The gas regulator has three settings: normal, adverse conditions (for use only if cycling is sluggish from firing underpowered ammo or with a dirty action) and closed for manual cycling.
Controls on the Bren 2 are considerably improved over its predecessor’s, which were generally awkward to use. The charging handle is non-reciprocating, reversible and can be used as a forward assist to remedy an out-of-battery stoppage. Bilateral safety levers have a 45-degree throw and can be engaged with the gun cocked or not—a definite improvement over the AR-15.
The action locks open after the last round is fired, but the bolt can also be locked rearward or released using an AR-15-style paddle lever or a two-position, ambidextrous switch inside the trigger guard. The magazine can be released using a large, right-side button or a left-side lever easily accessible to the trigger finger.
Adequate crinkle texturing on the pistol grip provides solid purchase, and the grip contains a hinged compartment to stow spare batteries. Its backstrap can be replaced by drifting out a 1/8-inch pin if you wish to adjust your trigger reach. Sling mounts are aplenty, with two non-rotational QD sling sockets and a two-slot sling plate at the rear of the upper receiver that fits a 1-inch-wide sling or to attach sling clips. There are also two QD sockets located at the rear of the buttstock.

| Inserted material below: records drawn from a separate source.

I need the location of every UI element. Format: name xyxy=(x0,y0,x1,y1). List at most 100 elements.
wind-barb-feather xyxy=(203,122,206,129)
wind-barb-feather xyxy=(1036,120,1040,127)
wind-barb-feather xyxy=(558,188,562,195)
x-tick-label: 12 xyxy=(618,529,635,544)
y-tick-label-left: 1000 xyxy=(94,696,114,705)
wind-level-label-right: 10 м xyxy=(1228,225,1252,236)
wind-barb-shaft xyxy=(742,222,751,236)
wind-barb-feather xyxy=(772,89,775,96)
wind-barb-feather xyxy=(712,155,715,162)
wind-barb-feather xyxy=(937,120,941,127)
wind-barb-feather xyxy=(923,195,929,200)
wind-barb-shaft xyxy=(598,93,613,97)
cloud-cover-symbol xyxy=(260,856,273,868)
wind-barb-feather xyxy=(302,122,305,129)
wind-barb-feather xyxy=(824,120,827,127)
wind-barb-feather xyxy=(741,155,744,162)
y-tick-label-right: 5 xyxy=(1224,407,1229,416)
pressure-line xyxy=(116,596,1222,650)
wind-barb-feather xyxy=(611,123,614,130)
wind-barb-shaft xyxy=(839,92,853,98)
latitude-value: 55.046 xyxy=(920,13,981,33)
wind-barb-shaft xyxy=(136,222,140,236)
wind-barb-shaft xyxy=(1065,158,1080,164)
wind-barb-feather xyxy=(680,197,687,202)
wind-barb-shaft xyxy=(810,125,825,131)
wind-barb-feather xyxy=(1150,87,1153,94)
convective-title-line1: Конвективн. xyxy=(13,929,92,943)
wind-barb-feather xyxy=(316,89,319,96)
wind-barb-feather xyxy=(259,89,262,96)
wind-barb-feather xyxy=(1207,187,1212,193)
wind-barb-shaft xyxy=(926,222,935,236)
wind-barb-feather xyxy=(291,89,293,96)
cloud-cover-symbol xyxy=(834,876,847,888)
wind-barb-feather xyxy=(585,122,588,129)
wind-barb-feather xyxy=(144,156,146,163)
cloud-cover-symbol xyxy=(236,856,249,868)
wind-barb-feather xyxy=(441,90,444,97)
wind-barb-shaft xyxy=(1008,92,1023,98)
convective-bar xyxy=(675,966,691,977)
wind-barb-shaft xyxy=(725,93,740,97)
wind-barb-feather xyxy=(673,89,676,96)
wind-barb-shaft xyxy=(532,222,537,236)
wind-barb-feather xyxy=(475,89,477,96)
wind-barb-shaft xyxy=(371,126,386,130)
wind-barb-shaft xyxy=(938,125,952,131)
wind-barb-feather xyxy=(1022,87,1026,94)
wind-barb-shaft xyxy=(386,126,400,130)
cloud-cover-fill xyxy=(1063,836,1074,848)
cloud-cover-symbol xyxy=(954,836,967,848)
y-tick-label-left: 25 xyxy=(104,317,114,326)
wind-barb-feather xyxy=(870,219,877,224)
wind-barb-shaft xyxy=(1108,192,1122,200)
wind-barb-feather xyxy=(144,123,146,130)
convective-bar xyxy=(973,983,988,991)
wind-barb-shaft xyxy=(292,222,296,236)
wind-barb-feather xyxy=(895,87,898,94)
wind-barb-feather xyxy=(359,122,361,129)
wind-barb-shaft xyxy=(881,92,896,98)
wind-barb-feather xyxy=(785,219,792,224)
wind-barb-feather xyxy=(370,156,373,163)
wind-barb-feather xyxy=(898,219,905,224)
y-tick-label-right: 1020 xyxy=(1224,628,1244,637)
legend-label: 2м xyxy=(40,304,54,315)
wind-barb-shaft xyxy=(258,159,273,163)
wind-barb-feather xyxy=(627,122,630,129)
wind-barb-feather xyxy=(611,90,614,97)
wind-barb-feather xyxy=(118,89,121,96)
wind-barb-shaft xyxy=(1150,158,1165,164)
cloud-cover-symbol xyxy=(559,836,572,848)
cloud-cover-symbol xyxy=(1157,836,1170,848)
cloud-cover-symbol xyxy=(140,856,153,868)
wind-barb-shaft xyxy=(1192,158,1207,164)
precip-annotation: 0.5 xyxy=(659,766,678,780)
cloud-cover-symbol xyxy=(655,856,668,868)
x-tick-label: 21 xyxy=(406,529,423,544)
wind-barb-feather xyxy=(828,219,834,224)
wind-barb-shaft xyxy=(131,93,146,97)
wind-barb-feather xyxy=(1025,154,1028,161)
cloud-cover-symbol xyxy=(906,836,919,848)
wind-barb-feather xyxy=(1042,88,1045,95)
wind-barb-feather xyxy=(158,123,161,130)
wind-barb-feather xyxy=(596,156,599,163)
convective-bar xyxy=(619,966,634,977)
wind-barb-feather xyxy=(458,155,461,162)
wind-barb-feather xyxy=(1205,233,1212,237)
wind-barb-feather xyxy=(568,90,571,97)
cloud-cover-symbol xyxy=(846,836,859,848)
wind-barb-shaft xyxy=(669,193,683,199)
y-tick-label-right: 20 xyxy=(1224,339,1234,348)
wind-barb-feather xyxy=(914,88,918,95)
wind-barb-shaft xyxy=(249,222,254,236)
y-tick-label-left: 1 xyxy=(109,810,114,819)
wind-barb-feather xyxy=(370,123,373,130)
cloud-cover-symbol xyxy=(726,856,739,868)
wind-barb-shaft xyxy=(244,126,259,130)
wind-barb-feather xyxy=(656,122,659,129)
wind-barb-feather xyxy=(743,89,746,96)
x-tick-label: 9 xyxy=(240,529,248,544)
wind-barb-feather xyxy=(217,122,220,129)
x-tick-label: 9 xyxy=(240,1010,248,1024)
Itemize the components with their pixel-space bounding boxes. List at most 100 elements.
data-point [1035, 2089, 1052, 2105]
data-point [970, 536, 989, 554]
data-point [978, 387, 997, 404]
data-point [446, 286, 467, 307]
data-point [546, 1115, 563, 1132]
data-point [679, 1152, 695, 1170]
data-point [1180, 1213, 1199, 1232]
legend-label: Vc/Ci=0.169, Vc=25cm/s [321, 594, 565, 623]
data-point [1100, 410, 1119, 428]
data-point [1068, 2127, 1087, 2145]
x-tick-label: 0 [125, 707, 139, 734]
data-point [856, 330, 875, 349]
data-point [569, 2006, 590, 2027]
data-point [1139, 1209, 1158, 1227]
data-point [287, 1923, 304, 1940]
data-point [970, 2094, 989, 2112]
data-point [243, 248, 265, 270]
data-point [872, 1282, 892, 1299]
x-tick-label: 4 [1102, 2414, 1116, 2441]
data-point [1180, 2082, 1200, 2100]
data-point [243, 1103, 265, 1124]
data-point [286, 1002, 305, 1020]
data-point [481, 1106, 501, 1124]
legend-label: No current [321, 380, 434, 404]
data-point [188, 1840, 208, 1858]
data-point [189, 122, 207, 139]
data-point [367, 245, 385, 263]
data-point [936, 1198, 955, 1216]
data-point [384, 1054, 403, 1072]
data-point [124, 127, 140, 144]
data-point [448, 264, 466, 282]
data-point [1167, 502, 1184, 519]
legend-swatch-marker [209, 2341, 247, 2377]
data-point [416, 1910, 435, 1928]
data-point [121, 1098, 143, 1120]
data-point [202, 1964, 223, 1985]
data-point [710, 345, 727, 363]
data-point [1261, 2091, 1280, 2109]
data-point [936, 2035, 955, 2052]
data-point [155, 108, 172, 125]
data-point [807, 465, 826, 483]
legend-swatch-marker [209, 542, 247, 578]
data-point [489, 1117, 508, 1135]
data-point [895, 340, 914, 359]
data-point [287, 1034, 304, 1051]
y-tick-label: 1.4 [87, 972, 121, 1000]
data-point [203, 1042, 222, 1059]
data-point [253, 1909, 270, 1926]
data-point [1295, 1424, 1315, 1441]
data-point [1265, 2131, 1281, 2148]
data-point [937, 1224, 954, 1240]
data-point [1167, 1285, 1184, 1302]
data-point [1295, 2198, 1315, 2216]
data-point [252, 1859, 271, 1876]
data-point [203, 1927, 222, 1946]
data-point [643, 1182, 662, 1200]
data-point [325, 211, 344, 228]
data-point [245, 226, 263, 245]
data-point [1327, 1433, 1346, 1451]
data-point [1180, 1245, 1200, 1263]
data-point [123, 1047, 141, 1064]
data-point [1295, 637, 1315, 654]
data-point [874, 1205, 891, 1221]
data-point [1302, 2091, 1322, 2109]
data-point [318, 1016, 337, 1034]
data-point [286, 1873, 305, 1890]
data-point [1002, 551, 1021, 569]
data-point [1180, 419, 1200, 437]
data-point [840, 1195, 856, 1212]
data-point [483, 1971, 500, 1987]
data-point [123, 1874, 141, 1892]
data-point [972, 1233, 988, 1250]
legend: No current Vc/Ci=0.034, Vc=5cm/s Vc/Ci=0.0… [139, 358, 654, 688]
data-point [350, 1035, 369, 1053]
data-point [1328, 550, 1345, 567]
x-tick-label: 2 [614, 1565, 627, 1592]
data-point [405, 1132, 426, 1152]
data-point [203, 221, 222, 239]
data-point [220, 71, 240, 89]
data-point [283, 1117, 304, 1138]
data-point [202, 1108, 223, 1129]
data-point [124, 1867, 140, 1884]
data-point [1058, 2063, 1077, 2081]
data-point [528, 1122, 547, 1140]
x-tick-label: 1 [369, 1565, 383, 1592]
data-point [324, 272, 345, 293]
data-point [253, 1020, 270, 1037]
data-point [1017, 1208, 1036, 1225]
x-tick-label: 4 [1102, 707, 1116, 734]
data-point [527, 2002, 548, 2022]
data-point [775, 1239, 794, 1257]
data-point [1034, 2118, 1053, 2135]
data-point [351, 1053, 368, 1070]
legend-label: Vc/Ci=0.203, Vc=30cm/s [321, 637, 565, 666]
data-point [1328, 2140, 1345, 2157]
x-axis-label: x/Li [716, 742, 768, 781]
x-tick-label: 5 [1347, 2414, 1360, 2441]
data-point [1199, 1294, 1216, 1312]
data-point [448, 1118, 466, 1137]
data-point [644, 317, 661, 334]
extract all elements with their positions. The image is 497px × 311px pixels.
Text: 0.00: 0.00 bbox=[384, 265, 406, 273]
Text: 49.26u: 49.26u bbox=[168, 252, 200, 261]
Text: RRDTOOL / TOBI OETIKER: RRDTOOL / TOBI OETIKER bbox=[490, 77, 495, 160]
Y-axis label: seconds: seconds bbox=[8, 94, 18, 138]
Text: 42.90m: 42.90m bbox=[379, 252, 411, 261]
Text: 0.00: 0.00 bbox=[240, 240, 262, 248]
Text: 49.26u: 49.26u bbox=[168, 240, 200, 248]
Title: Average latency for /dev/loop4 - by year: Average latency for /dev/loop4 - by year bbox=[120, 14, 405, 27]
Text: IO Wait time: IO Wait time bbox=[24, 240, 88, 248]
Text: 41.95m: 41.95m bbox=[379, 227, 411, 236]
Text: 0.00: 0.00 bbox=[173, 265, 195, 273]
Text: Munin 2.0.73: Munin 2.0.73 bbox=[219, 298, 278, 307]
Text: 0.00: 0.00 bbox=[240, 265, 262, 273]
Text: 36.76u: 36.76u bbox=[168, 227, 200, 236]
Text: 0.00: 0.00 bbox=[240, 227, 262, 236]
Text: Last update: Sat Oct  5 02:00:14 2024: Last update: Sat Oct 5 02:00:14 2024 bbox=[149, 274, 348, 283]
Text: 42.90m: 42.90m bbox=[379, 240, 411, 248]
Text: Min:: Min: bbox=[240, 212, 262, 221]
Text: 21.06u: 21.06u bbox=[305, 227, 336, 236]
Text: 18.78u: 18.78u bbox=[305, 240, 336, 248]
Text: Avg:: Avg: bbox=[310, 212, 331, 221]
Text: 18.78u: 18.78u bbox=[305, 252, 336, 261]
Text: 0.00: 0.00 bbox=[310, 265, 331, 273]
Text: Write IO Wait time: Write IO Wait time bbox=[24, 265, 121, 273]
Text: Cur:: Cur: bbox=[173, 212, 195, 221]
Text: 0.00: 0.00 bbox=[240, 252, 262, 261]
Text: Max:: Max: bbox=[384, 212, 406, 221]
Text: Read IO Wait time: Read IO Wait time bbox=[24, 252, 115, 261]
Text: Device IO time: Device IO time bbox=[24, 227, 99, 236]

The Bren 2 cycled without any stoppages in slightly more than400 rounds of various loads from numerous manufacturers. To assess accuracy, I mounted a Leupold Mark IV 8.5-25x50 mm scope and fired at 100 yards with the rifle in a Caldwell Precision Turret Rest. Like the 805 Bren I tested prior, the Bren 2 shot 55-grain FMJ practice loads slightly better or practically equal to match-grade ammo loaded with heavier bullets despite its relatively fast 1:7-inch twist rate. The factory three-shot test target using 55-grain Sellier & Bellot ammo—which CZ-USA believes was shot from a machine rest—seems to validate my average five-shot group of 2.75 inches using Federal AE223.
As for this rifle’s handling, the ergonomic improvements over the 805 Bren are evident in all respects. The rifle is not muzzle heavy, the safety readily activates with the thumb or index finger and the other controls are accessible and easily engaged by right- and left-handed shooters even when wearing lightweight gloves. The trigger has a pull weight of a comparatively light 3 pounds, 6 ounces and had a fair amount of take-up and overtravel. The wide trigger face, however, makes the trigger’s resistance feel even less. Accordingly, prepping the trigger by removing the slack, then holding before the break is a technique that requires practice to become proficient at speed.
One ergonomic area to improve is the stock’s comb height that could be higher or adjustable to make mounting the rifle quicker and more repeatable when using traditional riflescopes or optical sights. Overall, though, the Bren 2’s upgrades make for a much-improved carbine.